Breyer's New Judicial Review
Our normal rule . . . is that the "unconstitutionality of a part of an Act does not necessarily defeat or affect the validity of its remaining provisions. Unless it is evident that the legislature would not have enacted those provisions which are within its power, independently of that which is not, the invalid part may be dropped if what is left is fully operative as a law." (citation ommitted).The Court's power of judicial review, therefore, is limited to severing statutes or portions of statutes that are in violation of the constitution, or in the case where it is evident that Congress would not have enacted the statute, throwing the whole thing out. Breyer seems to come up with a system where he can have his cake and eat it too.
Since this isn't a finding of facial invalidity (I don't think), Breyer is basically arguing that in light of the first majority opinion's decision to sever applications of the statute that violate the Sixth Amendment, the Court is going to rewrite the statute to square with Congress' original goal with respect to the guidelines. I haven't yet had time to go through Breyer's support for his handiwork (guess what . . . I wrote this word before reading Scalia's dissent where he refers to the Breyer opinion by the same word) where he cites 3 cases I haven't heard of and a law review article, but I have a hard time understanding where in Article III or in any statutory grant the court has the power to "fix" statutes in this way if they, after being partially severed, do not completely square with Congress' original intent regarding the statute. Such a grant would, it seems, not even be a constitutional delegation as it would go far beyond a line item veto.

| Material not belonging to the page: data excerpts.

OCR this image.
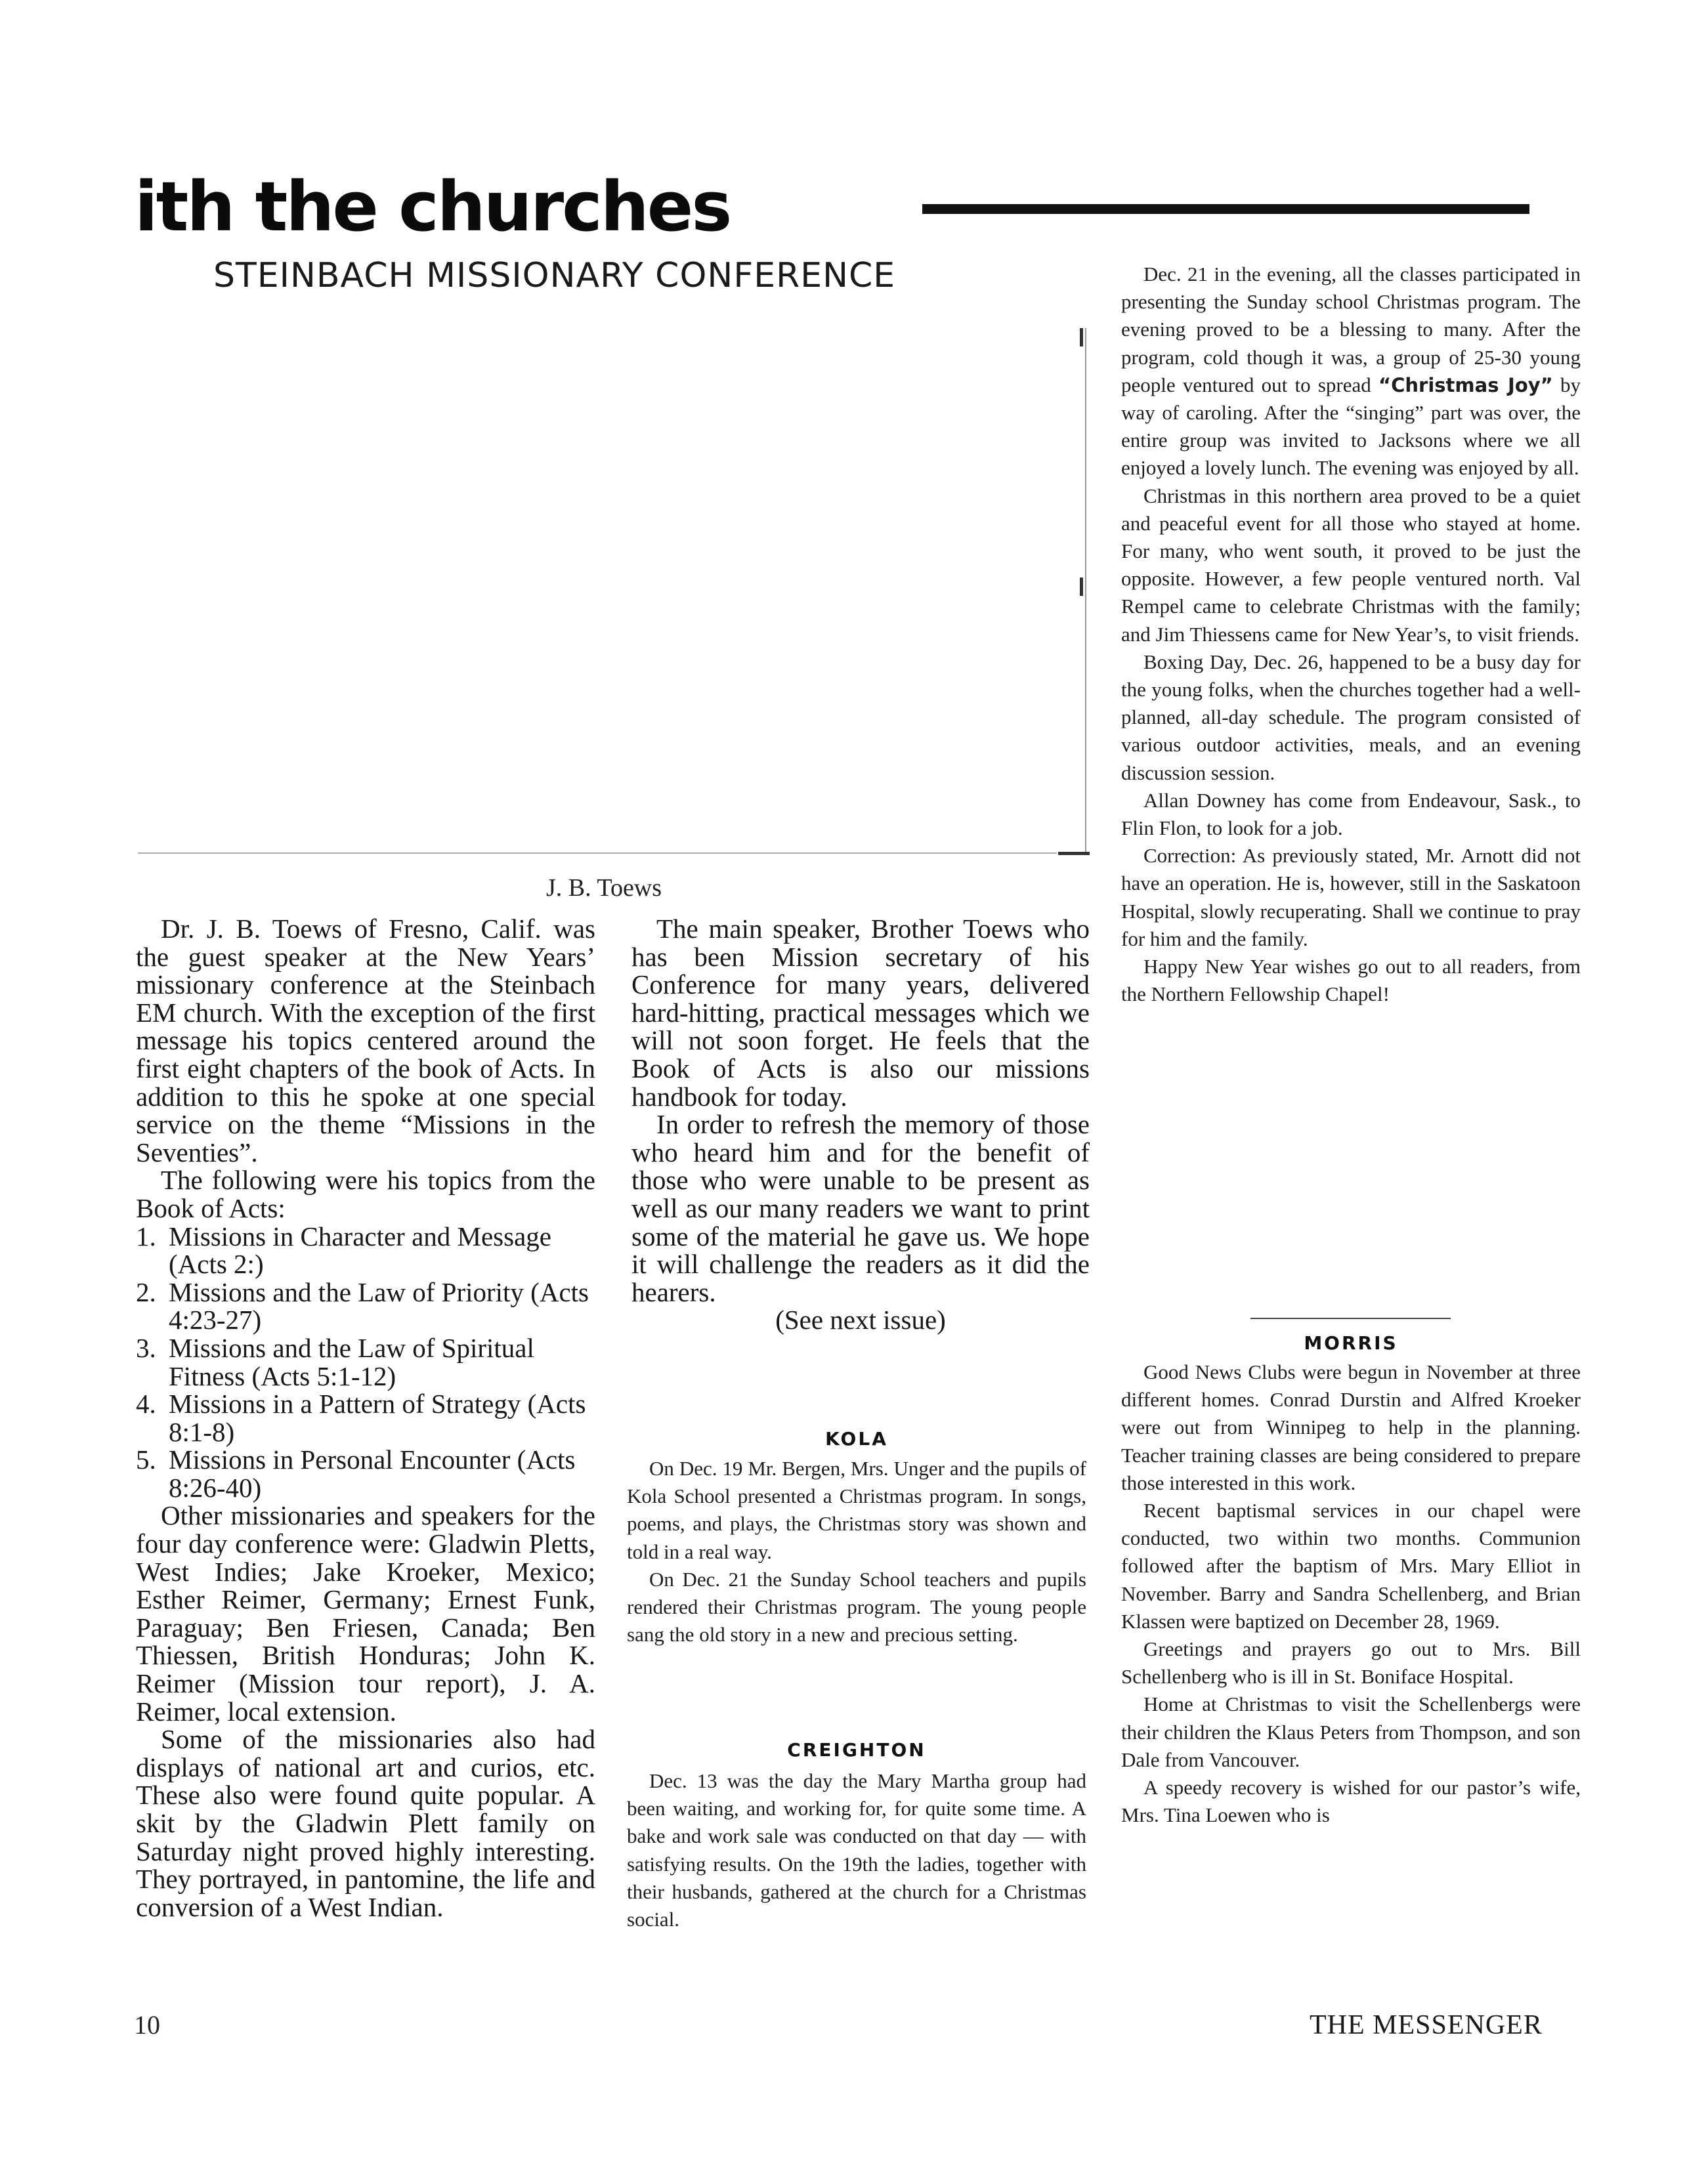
ith the churches
STEINBACH MISSIONARY CONFERENCE
J. B. Toews

Dr. J. B. Toews of Fresno, Calif. was the guest speaker at the New Years’ missionary conference at the Steinbach EM church. With the exception of the first message his topics centered around the first eight chapters of the book of Acts. In addition to this he spoke at one special service on the theme “Missions in the Seventies”.

The following were his topics from the Book of Acts:

1. Missions in Character and Message (Acts 2:)
2. Missions and the Law of Priority (Acts 4:23-27)
3. Missions and the Law of Spiritual Fitness (Acts 5:1-12)
4. Missions in a Pattern of Strategy (Acts 8:1-8)
5. Missions in Personal Encounter (Acts 8:26-40)

Other missionaries and speakers for the four day conference were: Gladwin Pletts, West Indies; Jake Kroeker, Mexico; Esther Reimer, Germany; Ernest Funk, Paraguay; Ben Friesen, Canada; Ben Thiessen, British Honduras; John K. Reimer (Mission tour report), J. A. Reimer, local extension.

Some of the missionaries also had displays of national art and curios, etc. These also were found quite popular. A skit by the Gladwin Plett family on Saturday night proved highly interesting. They portrayed, in pantomine, the life and conversion of a West Indian.

The main speaker, Brother Toews who has been Mission secretary of his Conference for many years, delivered hard-hitting, practical messages which we will not soon forget. He feels that the Book of Acts is also our missions handbook for today.

In order to refresh the memory of those who heard him and for the benefit of those who were unable to be present as well as our many readers we want to print some of the material he gave us. We hope it will challenge the readers as it did the hearers.

(See next issue)

KOLA

On Dec. 19 Mr. Bergen, Mrs. Unger and the pupils of Kola School presented a Christmas program. In songs, poems, and plays, the Christmas story was shown and told in a real way.

On Dec. 21 the Sunday School teachers and pupils rendered their Christmas program. The young people sang the old story in a new and precious setting.

CREIGHTON

Dec. 13 was the day the Mary Martha group had been waiting, and working for, for quite some time. A bake and work sale was conducted on that day — with satisfying results. On the 19th the ladies, together with their husbands, gathered at the church for a Christmas social.

Dec. 21 in the evening, all the classes participated in presenting the Sunday school Christmas program. The evening proved to be a blessing to many. After the program, cold though it was, a group of 25-30 young people ventured out to spread “Christmas Joy” by way of caroling. After the “singing” part was over, the entire group was invited to Jacksons where we all enjoyed a lovely lunch. The evening was enjoyed by all.

Christmas in this northern area proved to be a quiet and peaceful event for all those who stayed at home. For many, who went south, it proved to be just the opposite. However, a few people ventured north. Val Rempel came to celebrate Christmas with the family; and Jim Thiessens came for New Year’s, to visit friends.

Boxing Day, Dec. 26, happened to be a busy day for the young folks, when the churches together had a well-planned, all-day schedule. The program consisted of various outdoor activities, meals, and an evening discussion session.

Allan Downey has come from Endeavour, Sask., to Flin Flon, to look for a job.

Correction: As previously stated, Mr. Arnott did not have an operation. He is, however, still in the Saskatoon Hospital, slowly recuperating. Shall we continue to pray for him and the family.

Happy New Year wishes go out to all readers, from the Northern Fellowship Chapel!

MORRIS

Good News Clubs were begun in November at three different homes. Conrad Durstin and Alfred Kroeker were out from Winnipeg to help in the planning. Teacher training classes are being considered to prepare those interested in this work.

Recent baptismal services in our chapel were conducted, two within two months. Communion followed after the baptism of Mrs. Mary Elliot in November. Barry and Sandra Schellenberg, and Brian Klassen were baptized on December 28, 1969.

Greetings and prayers go out to Mrs. Bill Schellenberg who is ill in St. Boniface Hospital.

Home at Christmas to visit the Schellenbergs were their children the Klaus Peters from Thompson, and son Dale from Vancouver.

A speedy recovery is wished for our pastor’s wife, Mrs. Tina Loewen who is

10	THE MESSENGER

Instead, what Breyer seems to be proposing is that Congress and the President get to enact and sign a PURPOSE into law, which the court, either through enforcing the provisions as the statute as stated or by changing them to accomplish the purpose, will make sure to uphold. Since the "uniformity" purpose of the Guidelines cited so often by Breyer is probably impossible under the constitutional part of the Sentencing Guidelines, Breyer thinks it is okay to rewrite the statute in order to salvage the purpose.

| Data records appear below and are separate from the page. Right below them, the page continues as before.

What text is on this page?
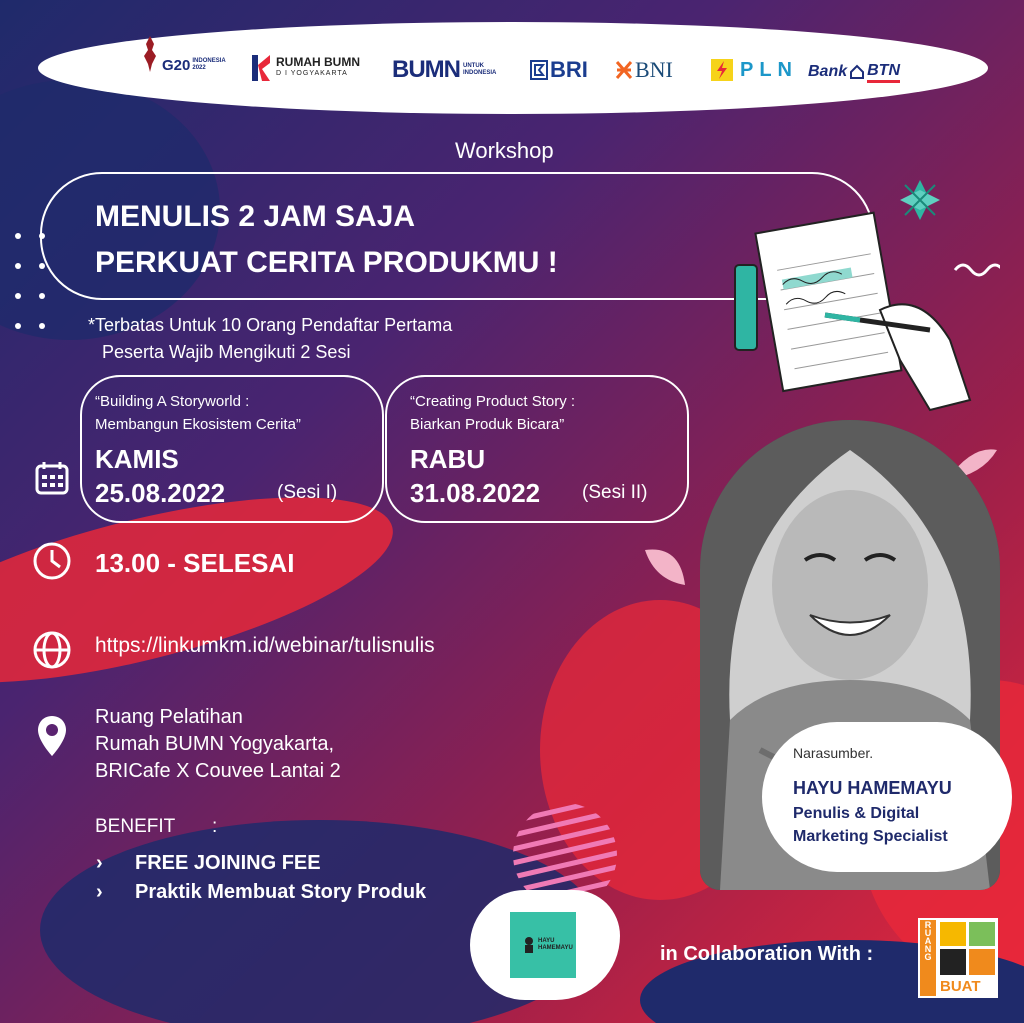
G20 INDONESIA
2022	RUMAH BUMN
D I YOGYAKARTA	BUMN UNTUK
INDONESIA BRI BNI	PLN Bank BTN
Workshop
MENULIS 2 JAM SAJA
PERKUAT CERITA PRODUKMU !
*Terbatas Untuk 10 Orang Pendaftar Pertama
Peserta Wajib Mengikuti 2 Sesi
“Building A Storyworld :
Membangun Ekosistem Cerita”
KAMIS
25.08.2022	(Sesi I)
“Creating Product Story :
Biarkan Produk Bicara”
RABU
31.08.2022 (Sesi II)
13.00 - SELESAI
https://linkumkm.id/webinar/tulisnulis
Ruang Pelatihan
Rumah BUMN Yogyakarta,
BRICafe X Couvee Lantai 2
BENEFIT :
› FREE JOINING FEE
› Praktik Membuat Story Produk
Narasumber.
HAYU HAMEMAYU
Penulis & Digital
Marketing Specialist
HAYU
HAMEMAYU	in Collaboration With :	RUANG
BUAT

Thus, (Breyer thinks) although the part of the Judiciary Act of 1789 that impermissibly expanded the original jurisdiction of the Constitution to include writs of mandamus was severed off the statute, since Congress meant for Marbury to be able to sue Madison in the Supreme Court, Marshall could have just read the Judiciary Act to, instead of allowing original jurisdiction in the Supreme Court, somehow allow waiver of lower court adjudication to open up a fast track to the Supreme Court. Sounds ridiculous to me . . . pragmatism at a whole new level.